There appears to be a recent fixation with the concept of women being powerful and invincible killers, with the screenplays being exclusively authored by men. In this dream, these femme Fatales would go to any length to get revenge on their oppressor, gradually losing their humanity as they near their goal. The narrative of Kate, starring Mary Elizabeth Winstead as the main character, is just that: an ideal fantasy of a woman with little time to wreak retribution on those who poisoned her. With less than 24 hours to live, Kate must fight her quickly deteriorating body and the Yakuza to find the man she believes is responsible for her plight.
The film had all the elements of a terrific, sleek, action-packed thriller, with Winstead at the helm, who had recently finished DC’s Birds of Prey at the time. Kate can be the next Atomic Blonde, but it falls far short due to a lack of creativity and terrible Asian stereotypes.
Kate finds who poisoned her with little time remaining: Kijima (Jun Kunimura), the leader of a Yakuza clan whose brother Kate had killed a few months before. Kate, enraged, chases every clue to find him. After murdering his soldiers, Kate is informed she can track down Kijima through his adolescent niece Ani (Miku Martineau). Kate then kidnaps the adolescent and wants access to her uncle, which Ani, unfortunately, cannot grant.
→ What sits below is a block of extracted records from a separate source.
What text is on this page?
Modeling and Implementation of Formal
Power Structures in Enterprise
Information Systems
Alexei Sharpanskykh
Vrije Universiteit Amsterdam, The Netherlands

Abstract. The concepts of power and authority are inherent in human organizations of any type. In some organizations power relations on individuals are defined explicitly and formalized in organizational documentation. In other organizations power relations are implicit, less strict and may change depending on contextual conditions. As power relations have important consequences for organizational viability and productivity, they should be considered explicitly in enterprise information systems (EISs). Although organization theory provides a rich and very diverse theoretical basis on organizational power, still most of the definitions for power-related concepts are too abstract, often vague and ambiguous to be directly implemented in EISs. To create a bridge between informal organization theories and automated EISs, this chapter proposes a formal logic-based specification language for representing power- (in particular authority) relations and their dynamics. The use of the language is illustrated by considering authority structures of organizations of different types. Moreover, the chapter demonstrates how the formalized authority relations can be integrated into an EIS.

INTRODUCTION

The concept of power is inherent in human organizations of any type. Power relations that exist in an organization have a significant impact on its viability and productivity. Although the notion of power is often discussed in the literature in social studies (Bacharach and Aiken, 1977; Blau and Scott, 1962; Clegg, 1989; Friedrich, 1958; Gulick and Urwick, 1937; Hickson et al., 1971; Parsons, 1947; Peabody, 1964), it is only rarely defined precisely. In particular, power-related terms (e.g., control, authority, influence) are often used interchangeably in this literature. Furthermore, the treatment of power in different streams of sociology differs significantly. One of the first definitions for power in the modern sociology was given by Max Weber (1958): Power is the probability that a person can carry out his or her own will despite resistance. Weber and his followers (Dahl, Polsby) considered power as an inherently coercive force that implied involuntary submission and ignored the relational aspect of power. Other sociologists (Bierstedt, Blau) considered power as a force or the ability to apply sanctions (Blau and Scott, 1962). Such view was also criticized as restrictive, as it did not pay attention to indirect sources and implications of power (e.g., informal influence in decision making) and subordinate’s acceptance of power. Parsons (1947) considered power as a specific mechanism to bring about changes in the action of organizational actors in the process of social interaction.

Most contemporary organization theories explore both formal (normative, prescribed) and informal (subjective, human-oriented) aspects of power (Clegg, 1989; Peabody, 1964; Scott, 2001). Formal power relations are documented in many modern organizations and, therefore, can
The most irritating aspect of Kate and Ani’s newfound connection is that it feels like the white savior cliché. Following Kate’s rescue of Ani from competing gangs, the youngster becomes a fangirl for the angry killer and follows her around as her accomplice. Ani’s portrayal appears to be more of a cute anime stereotype than a terrified adolescent. True, there were significant conditions that led to this turn, but it was still uncalled for. It was disconcerting to see Ani, a Japanese-born woman, encourage everyone to speak English to her fellow Japanese people when Japanese is preferred over English.
The film’s boring and predictable narrative might be forgiven if there was some exciting action. Still, the combat sequences are hurried and leave Kate appearing more like the Terminator than a real human being whose body is progressively shutting down. Not to mention, watching a tenacious white woman brutally murder multiple Asian men during the first two acts was extremely upsetting, especially given that the Asian community is still reeling from mass anti-Asian hate crimes. The clashes between Kate and the Yakuza are incredibly frightening for Asian viewers, notably during a scene where Kate storms into a room and shoots one of the guys in the head. She does the job as he is dying without batting an eye.
Kate is shown wishing to leave the assassin profession to live a regular life and perhaps have a family. All of that is taken away from her as a result of the poisoning. It makes sense for her to seek retribution for the future she no longer has. But, as she continues her homicidal spree, her humanity is eroded for her to become this vicious fighting machine, or, as the film would have you think, “a real badass.”
If there was some exciting action, the film’s formulaic narrative might be forgiven.
Despite the film’s weak combat sequences and uninteresting characters, the third act becomes more fascinating as we know the Yakuza’s leader, Kijima. As the sad commander, Kunimura exudes delicate benignity and controls nearly every scene with a single glance. The third act is acceptable due to this character, and spectators may begin to sympathize with Kate. Unfortunately, this is too late for anyone to be concerned about what happens to her.
Woody Harrelson, who plays Varick, Kate’s sadistic one-dimensional manager who had trained her into becoming an assassin since she was a child, is the film’s most wasted performer. Harrelson seemed entirely out of place and lacked chemistry with Winstead’s austere role. It’s challenging to imagine Varick raised Kate as his child, as all of their encounters felt more like uncomfortable workplace small chat than a parental bond.
There’s much to be said about a film with Japan as a background yet has a weary usage of the Yakuza. Kate attempts to include several notable Japanese pop culture figures in the tale, including the rock band BAND-MAID and a short cameo by MIYAVI, who appears to have a fascinating history but is never fully explored. The usage of Japanese culture is solely for optics and the dream of what foreigners think to be their way of life.
Kate is predictable, somewhat triggering, and dull. It is filled with uninspiring action sequences and follows the same formula as this summer’s other bland female empowerment films (also written by men) — Gunpowder Milkshake and The Protégé. The typical “badass” assassin seeks revenge against the men who threaten her way of life.
Kate tries to build an original femme fatale by making her moribund with limited time to identify the guy who killed her. Unfortunately, the plot falls flat due to tired cliches and shaky action scenes. A few characters are more intriguing than the protagonist at moments, but they are never fully developed beyond their appearance or until the last act. The film desperately wants us to care about the title character, but it fails to do so.